Big Brother Book Club: Book Snob Edition


We saw greatness this week. A mom reading one of these Superman & Wonder Woman books, personalized and starring your child, out loud to her son during morning rush hour. Atlas Shrugged and House of Cards next to each other on the F train (which doesn’t even go to Wall Street). And on our way into the bagel shop the other day, we spotted “A Small Good Thing” on a page over a shoulder, and awkwardly circled around the table to see which Raymond Carver collection was in the reader’s hands — Cathedral . Much like last week’s Kindle dude, it took us a great deal of self-control not to sit down and regale him with our knowledge and love of Carver. And look at this new edition! So much prettier than the old ones, with drawings of people with vague faces and a blocky font that felt unforgivably ’80s.

More of our favorite books popping up in public after the jump. The Virgin Suicides and The Year of Magical Thinking were welcome breaks from the sea of indistinguishable Ludlums and Pattersons and Baldaccis we see so often.

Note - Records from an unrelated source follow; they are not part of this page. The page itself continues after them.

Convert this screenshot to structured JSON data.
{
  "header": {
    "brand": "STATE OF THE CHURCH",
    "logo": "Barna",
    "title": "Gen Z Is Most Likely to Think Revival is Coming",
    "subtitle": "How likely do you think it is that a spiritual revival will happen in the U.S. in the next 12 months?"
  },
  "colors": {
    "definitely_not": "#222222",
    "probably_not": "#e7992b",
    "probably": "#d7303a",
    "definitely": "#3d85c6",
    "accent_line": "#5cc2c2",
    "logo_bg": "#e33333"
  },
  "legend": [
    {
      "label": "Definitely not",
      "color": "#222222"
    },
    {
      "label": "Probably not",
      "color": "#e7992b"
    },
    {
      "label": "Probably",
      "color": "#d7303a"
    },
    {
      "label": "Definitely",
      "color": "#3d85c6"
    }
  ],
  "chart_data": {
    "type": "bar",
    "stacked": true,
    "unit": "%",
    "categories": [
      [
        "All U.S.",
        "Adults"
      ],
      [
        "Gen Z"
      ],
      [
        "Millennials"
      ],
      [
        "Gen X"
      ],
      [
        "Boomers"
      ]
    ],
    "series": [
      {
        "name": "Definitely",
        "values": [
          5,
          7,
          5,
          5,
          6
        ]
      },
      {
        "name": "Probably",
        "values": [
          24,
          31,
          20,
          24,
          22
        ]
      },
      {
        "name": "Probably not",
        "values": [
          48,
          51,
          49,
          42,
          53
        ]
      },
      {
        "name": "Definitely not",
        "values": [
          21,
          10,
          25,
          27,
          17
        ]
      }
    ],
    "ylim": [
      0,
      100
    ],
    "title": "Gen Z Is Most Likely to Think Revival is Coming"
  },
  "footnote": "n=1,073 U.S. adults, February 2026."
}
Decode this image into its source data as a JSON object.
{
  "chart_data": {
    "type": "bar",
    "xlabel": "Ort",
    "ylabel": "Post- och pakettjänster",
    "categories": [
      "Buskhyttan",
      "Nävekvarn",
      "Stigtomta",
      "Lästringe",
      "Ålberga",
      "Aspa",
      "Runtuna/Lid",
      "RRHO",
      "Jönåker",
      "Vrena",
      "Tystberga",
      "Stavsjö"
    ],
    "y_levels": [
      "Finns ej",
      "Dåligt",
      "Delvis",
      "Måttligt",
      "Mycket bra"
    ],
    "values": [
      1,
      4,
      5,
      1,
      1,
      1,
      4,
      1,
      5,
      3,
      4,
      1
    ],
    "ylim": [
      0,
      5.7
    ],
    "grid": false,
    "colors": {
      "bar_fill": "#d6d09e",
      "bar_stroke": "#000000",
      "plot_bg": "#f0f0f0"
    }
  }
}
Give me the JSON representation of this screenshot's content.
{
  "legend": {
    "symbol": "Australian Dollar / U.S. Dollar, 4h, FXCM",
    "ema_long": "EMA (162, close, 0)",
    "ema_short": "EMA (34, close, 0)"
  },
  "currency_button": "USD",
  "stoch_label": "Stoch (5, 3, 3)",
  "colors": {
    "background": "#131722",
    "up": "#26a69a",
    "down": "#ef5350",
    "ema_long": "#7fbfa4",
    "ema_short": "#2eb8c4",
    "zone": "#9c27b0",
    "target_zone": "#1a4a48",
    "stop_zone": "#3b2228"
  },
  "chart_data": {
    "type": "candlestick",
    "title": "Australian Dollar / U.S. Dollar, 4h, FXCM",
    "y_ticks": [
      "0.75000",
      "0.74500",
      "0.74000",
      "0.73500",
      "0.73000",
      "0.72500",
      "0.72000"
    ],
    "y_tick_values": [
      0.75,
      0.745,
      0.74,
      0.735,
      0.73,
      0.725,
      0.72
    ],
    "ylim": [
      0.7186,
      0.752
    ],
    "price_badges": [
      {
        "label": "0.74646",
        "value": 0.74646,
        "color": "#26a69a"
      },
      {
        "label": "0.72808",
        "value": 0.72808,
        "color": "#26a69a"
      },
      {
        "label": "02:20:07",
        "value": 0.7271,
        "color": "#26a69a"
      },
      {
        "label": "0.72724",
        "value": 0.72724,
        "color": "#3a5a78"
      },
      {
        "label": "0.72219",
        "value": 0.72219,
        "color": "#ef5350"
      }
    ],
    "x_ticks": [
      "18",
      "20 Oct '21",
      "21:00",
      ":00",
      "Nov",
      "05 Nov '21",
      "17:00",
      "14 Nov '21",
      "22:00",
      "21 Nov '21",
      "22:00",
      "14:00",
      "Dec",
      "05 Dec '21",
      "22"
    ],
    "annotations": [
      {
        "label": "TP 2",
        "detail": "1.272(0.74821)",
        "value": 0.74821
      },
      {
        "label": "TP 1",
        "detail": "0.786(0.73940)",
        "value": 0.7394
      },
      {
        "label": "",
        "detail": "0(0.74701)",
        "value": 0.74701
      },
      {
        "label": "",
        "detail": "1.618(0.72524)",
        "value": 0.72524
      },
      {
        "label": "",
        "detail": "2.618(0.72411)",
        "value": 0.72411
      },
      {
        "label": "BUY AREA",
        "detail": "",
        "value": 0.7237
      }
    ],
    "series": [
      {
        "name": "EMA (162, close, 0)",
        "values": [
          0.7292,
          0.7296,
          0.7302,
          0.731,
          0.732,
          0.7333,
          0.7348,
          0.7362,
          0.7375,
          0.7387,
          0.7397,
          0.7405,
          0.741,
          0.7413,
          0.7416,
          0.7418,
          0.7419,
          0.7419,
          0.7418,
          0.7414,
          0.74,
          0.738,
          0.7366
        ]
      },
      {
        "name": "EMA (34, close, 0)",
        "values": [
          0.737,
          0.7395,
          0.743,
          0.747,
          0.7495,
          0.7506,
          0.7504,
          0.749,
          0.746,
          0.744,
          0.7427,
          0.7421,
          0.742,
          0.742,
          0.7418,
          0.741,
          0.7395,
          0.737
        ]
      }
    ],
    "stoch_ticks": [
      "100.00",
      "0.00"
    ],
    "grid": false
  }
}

Exit Ghost , eh, we’re not totally sold on Roth, but he beats the hell out of waiting for the new Dan Brown.

Anti-Intellectualism in American Life (and the straight-outta-grad-school conversation going on above it) reminded us of a party we went to once — on the way out the door, a stranger spotted a copy of Has Modernism Failed? next to the pile of coats and, with much laughter, asked “Who’s reading THAT?” Um, our date.

Also seen: The Alchemist (is Coehlo really that good? Maybe we just don’t like fables); Running A Thousand Miles for Freedom ; I, Mona Lisa with a Norwalk Library stamp, and Terry Goodkinds Stone of Tears , which until just now when we looked it up, we thought was State of Tears, and a historical novel about the displacement of Native Americans. Oops.